The Book, Cat, & Cat Book Lovers Almanac

of historical trivia regarding books, cats, and other animals. Actually this blog has evolved so that it is described better as a blog about cats in history and culture. And we take as a theme the advice of Aldous Huxley: If you want to be a writer, get some cats. Don't forget to see the archived articles linked at the bottom of the page.

June 30, 2016

June 30, 1678

We learn about the Flemish painter, Paul de Vos (1590s to June 30, 1678) that he

..... was a talented follower and friend of Frans Snyders, ...[and] married ...[Snyder's] sister, Margaretha. Paul named one of his sons Frans, and left his brother-in-law a painting by Rubens in his will. He became master in the Guild of St Luke in 1620, and went on to work with both Van Dyck and Rubens. Paul painted large-scale hunting or animal scenes as well as still lives. These were in demand in high circles, including Philip II of Spain and Ferdinand III, Holy Roman Emperor.

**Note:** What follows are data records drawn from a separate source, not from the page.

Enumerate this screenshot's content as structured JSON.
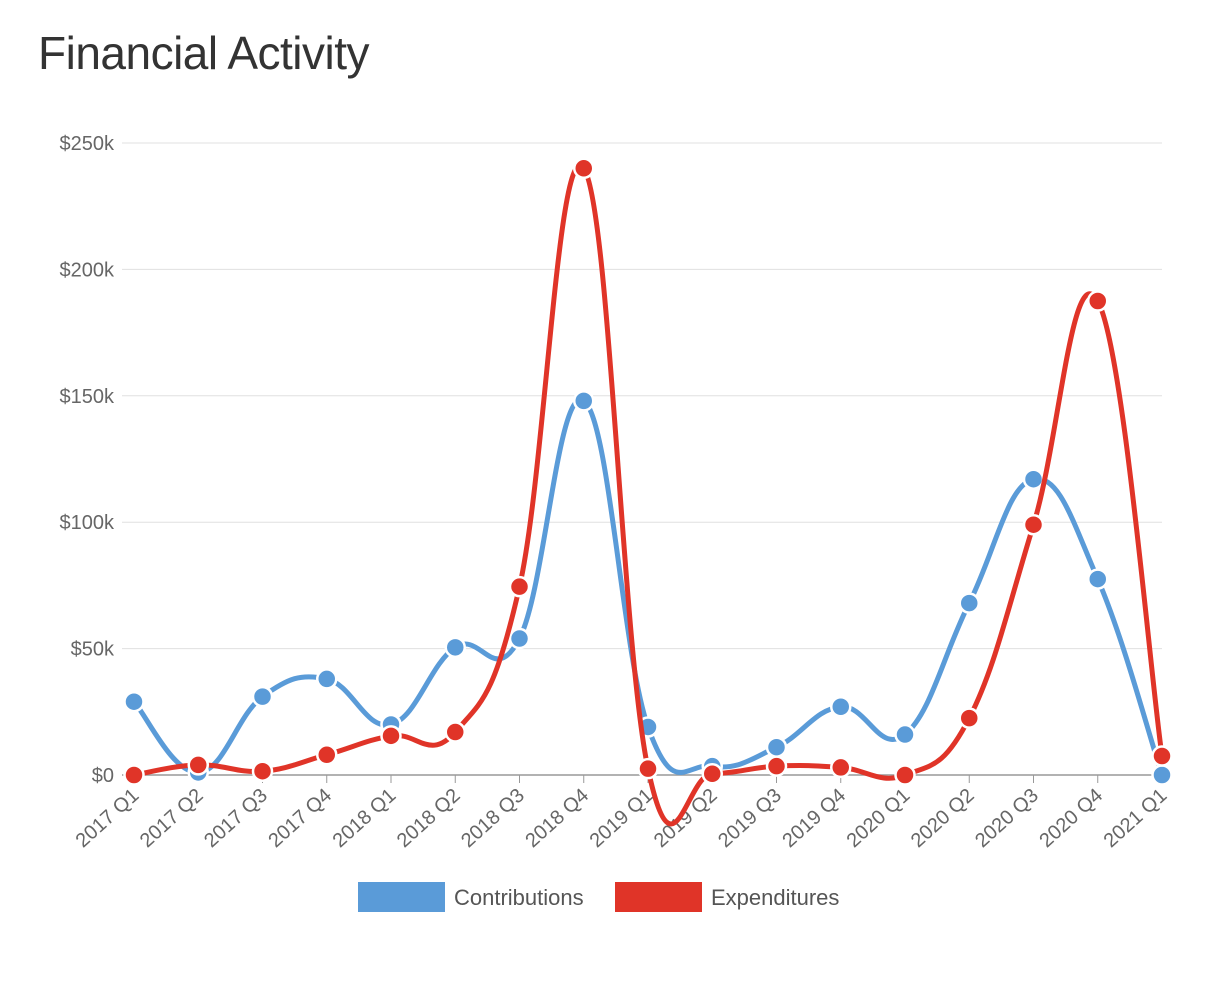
{
  "title": "Financial Activity",
  "chart_data": {
    "type": "line",
    "categories": [
      "2017 Q1",
      "2017 Q2",
      "2017 Q3",
      "2017 Q4",
      "2018 Q1",
      "2018 Q2",
      "2018 Q3",
      "2018 Q4",
      "2019 Q1",
      "2019 Q2",
      "2019 Q3",
      "2019 Q4",
      "2020 Q1",
      "2020 Q2",
      "2020 Q3",
      "2020 Q4",
      "2021 Q1"
    ],
    "y_ticks": [
      0,
      50000,
      100000,
      150000,
      200000,
      250000
    ],
    "y_tick_labels": [
      "$0",
      "$50k",
      "$100k",
      "$150k",
      "$200k",
      "$250k"
    ],
    "ylim": [
      0,
      250000
    ],
    "grid": true,
    "legend_position": "bottom",
    "series": [
      {
        "name": "Contributions",
        "color": "#5a9bd8",
        "values": [
          29000,
          1000,
          31000,
          38000,
          20000,
          50500,
          54000,
          148000,
          19000,
          3500,
          11000,
          27000,
          16000,
          68000,
          117000,
          77500,
          0
        ]
      },
      {
        "name": "Expenditures",
        "color": "#e03428",
        "values": [
          0,
          4000,
          1500,
          8000,
          15500,
          17000,
          74500,
          240000,
          2500,
          500,
          3500,
          3000,
          0,
          22500,
          99000,
          187500,
          7500
        ]
      }
    ]
  }
}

Here are several examples of the art of Paul de Vos:

As was the reality of feline life in this era, the cats are in the shadows. Amidst the culinary plenty, arrayed to show the wealth of the household, the cats have more to worry about than mice. The artist's use of color is a bit odd. But he does the brave thing trying to catch the animals in the middle of moving. He might have a higher reputation today, but the taste for fighting animals and raw meat is not so prominent in our time.